Water breathing fish, however, are completely different. In the
sturgeon, for example, gill ventilation occurs when water enters the mouth,
moves across the gill curtain, and out the opercular opening (ventral).
[Ibid., pg. 414]

Also of interest is Kardong's admission at p. 334: "The musculature
associated with the fins of early crossopterygians (rhipidistians
specifically) was probably too weak to have supplied propulsive thrust
directly for transport on land or to have borne the weight of the body out of
water." He thinks the answer might be that their fins operated like "pegs"
allowing a "pivoting" out of water. This does not solve the pressure problem,
of course, which Taylor and Benton outline. On the next page, Kardong adds,
"Because no one was there to record events, we cannot be sure of the selective
pressures that favored the transition to land."

Of course not. But we can sure imagine some!

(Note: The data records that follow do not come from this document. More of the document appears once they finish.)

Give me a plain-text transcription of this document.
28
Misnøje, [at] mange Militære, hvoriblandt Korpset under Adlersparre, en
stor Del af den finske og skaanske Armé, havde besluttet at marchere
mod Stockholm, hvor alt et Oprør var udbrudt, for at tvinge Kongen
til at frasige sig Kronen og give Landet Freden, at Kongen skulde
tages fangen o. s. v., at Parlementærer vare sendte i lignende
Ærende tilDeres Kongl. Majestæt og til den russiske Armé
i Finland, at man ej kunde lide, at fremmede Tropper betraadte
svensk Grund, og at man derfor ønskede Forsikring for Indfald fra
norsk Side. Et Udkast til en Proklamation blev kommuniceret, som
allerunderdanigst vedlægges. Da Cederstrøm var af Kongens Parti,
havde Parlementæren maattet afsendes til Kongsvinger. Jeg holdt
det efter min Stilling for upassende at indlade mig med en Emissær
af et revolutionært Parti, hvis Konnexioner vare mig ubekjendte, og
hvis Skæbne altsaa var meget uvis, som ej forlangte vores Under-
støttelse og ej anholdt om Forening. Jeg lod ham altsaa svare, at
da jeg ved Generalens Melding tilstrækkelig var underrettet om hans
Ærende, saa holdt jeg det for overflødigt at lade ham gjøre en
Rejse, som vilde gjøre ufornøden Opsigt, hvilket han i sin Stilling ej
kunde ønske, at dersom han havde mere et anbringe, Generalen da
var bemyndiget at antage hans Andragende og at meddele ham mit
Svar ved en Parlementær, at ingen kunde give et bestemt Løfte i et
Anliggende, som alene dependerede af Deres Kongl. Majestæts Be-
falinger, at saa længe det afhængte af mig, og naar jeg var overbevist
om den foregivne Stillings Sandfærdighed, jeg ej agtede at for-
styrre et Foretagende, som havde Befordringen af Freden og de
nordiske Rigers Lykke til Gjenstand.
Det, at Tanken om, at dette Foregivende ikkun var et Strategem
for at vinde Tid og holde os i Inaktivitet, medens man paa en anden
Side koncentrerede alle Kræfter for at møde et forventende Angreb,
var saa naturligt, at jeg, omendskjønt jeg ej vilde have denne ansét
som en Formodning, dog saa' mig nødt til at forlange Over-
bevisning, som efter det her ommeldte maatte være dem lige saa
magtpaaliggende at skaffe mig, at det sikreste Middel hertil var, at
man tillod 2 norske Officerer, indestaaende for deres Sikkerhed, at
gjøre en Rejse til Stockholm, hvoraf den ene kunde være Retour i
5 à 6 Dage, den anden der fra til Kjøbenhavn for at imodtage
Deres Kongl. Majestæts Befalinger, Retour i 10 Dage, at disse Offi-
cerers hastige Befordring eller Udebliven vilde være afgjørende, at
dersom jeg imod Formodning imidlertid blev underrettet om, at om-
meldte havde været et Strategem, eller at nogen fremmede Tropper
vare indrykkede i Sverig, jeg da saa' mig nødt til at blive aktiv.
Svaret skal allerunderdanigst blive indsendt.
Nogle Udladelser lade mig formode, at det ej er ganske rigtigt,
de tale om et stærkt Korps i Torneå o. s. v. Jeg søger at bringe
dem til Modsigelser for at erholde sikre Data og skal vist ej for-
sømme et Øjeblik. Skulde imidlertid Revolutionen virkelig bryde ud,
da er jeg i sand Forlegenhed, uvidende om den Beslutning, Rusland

And these we can call
"fact." And when people refuse to go along with our imaginings, we can accuse
them of "error." Great game. Reminds me of the card game they played in the
movie "Bang the Drum Slowly," called Tegwar. The players would find a rube to
play Tegwar, telling him how to play as they go along, getting him excited,
getting him to bet. He wins a few times. But when the stakes finally get
really high, he starts to lose. Why? Because "Tegwar" stands for "The Exciting
Game Without Any Rules." Those who run the game keep changing it around so
they win every time.

Now, getting back to fish-amphibia: where are the transitions?
Nowhere. Glenn mentions a "catfish" (actually, Sci-Am. said they "look" like
catfish) that we know nothing relevant about, accuses me (first) of denying
it exists (I didn't), but then of somehow being in error because I don't think
this example-we-know-nothing-about proves fish-amphibian evolution!

Sorry, this isn't Tegwar.

Brian wrote:

<<Glenn, you ignorant dork brained dufus headed dweeb nosed slob!!!
Quit begging already.>>

This is unfair. You nose is not "dweebed."